A counterfeit frame is, of course, living life outside the law. ‘There’s a number of ways a bicycle company is protected under intellectual property law,’ says Terry from Trading Standards.

‘The original design is a copyrighted artistic work, then the actual bike is protected as an unregistered design. The trademark, eg Raleigh or Specialized, is a badge of trade origin, so anybody who puts that on a frame or bicycle without authorisation commits an offence under the trademark act.’

Yet buying a counterfeit is not actually a crime.

‘In the UK it’s not an offence to buy,’ says Mogg, but many consumers forget that should they want to sell the frame second-hand, they become an offender.

‘The sale of counterfeit goods is a criminal offence and carries up to 10 years in prison,’ he adds. Often Ebay hosts sales of second-hand frames marketed as ‘replicas’ or openly fake, but even if there is no deception, an attempt to sell the bike is still illegal.

‘That’s the big message; a lot of consumers don’t see it as a real offence,’ Mogg says.

There is also the risk of not actually receiving your purchase. ‘If you bought from overseas then it runs the risk of being stopped at customs and seized,’ says Terry.

‘That happens a lot with sportswear from Alibaba.’ There is also the question of quality.
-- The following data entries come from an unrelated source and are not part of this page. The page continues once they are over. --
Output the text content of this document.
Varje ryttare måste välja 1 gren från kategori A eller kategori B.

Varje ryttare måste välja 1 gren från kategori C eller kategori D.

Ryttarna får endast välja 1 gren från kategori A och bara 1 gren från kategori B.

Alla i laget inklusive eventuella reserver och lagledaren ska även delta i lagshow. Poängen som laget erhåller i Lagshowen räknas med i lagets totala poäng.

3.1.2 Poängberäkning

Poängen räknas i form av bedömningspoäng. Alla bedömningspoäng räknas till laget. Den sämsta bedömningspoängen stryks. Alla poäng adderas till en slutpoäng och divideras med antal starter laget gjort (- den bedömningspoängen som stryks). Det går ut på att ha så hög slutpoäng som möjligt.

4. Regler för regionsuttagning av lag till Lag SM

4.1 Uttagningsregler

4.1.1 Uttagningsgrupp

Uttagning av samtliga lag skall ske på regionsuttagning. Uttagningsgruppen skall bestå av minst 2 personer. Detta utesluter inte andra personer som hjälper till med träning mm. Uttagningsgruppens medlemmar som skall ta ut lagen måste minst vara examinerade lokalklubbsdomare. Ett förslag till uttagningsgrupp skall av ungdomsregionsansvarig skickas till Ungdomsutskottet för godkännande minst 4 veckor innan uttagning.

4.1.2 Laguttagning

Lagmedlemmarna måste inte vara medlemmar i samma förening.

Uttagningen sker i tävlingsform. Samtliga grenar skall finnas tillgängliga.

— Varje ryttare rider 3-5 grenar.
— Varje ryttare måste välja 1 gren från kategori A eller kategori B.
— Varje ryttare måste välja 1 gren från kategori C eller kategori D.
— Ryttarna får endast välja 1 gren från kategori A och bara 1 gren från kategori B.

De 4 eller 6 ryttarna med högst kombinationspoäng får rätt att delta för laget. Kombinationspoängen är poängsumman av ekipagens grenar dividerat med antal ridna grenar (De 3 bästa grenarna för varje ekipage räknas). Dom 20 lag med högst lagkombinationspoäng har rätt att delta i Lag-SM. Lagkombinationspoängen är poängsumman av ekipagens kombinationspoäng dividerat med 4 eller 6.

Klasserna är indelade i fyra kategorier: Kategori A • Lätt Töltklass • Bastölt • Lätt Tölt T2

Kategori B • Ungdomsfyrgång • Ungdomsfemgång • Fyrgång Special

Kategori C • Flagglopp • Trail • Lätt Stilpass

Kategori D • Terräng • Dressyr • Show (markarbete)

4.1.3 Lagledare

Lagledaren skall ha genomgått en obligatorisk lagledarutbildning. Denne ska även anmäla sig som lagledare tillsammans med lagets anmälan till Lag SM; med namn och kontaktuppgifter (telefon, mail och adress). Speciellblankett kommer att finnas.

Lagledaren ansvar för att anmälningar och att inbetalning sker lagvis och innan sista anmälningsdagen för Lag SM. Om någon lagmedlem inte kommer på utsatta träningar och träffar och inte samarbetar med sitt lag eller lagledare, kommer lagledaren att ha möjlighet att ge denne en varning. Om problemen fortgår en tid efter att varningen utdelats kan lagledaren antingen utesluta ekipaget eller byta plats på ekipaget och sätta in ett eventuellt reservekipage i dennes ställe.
‘The commitment to safety [of the counterfeit traders] is simply not there. They only have to make a product good enough to cash in on the online purchase,’ says Love, who’s witnessed numerous counterfeit Specialized frame failures.

‘The connection between the head tube, down tube and top tube was a common problem – quite a few of them failed.’

That failure was limited to a run of fake S-Works Tarmacs, but Love also demonstrates with a selection of photos of the latest fake S-Works Venge to have been seized by his team – the bearing cups of the headset are damaged to the extent that they will inevitably fail, while an uneven steerer tube looks to be a recipe for imminent disaster too. 

Pinarello, too, has witnessed some disturbing failures from imitation frames.

‘We’ve found instances where inside they’re made from glass fibre rather than carbon fibre, which is only used on the exterior,’ says Humphreys. ‘Half the problem is safety and half is that a fake won’t ride anything like a genuine bike.’

As for the EN safety certification that counterfeiters often present, they can be as synthetic as the fake frame.

Clarry says, ‘There was one website I looked at a year or so ago that showed copies of various technical certificates they held. I checked with the issuers of the certificates and confirmed that they were all fakes.’

It can sometimes be easy to spot a fake from the advert, and may be as simple as checking the images against the real thing on the manufacturer’s website, but occasionally the differences are so subtle that only the brands’ counterfeiting experts can spot them. And, sadly, they’re not telling.

‘We have a list of things to look for and details that identify a fake and we try not to give away too many of these details,’ says Humphreys. ‘In the past we’ve told the seller what was wrong with it and so they just addressed those areas and re-listed it.’ 

Expensive items will always attract counterfeiters, and the unwary can easily be caught out. The message seems to be: if a deal looks too good to be true – it most likely is.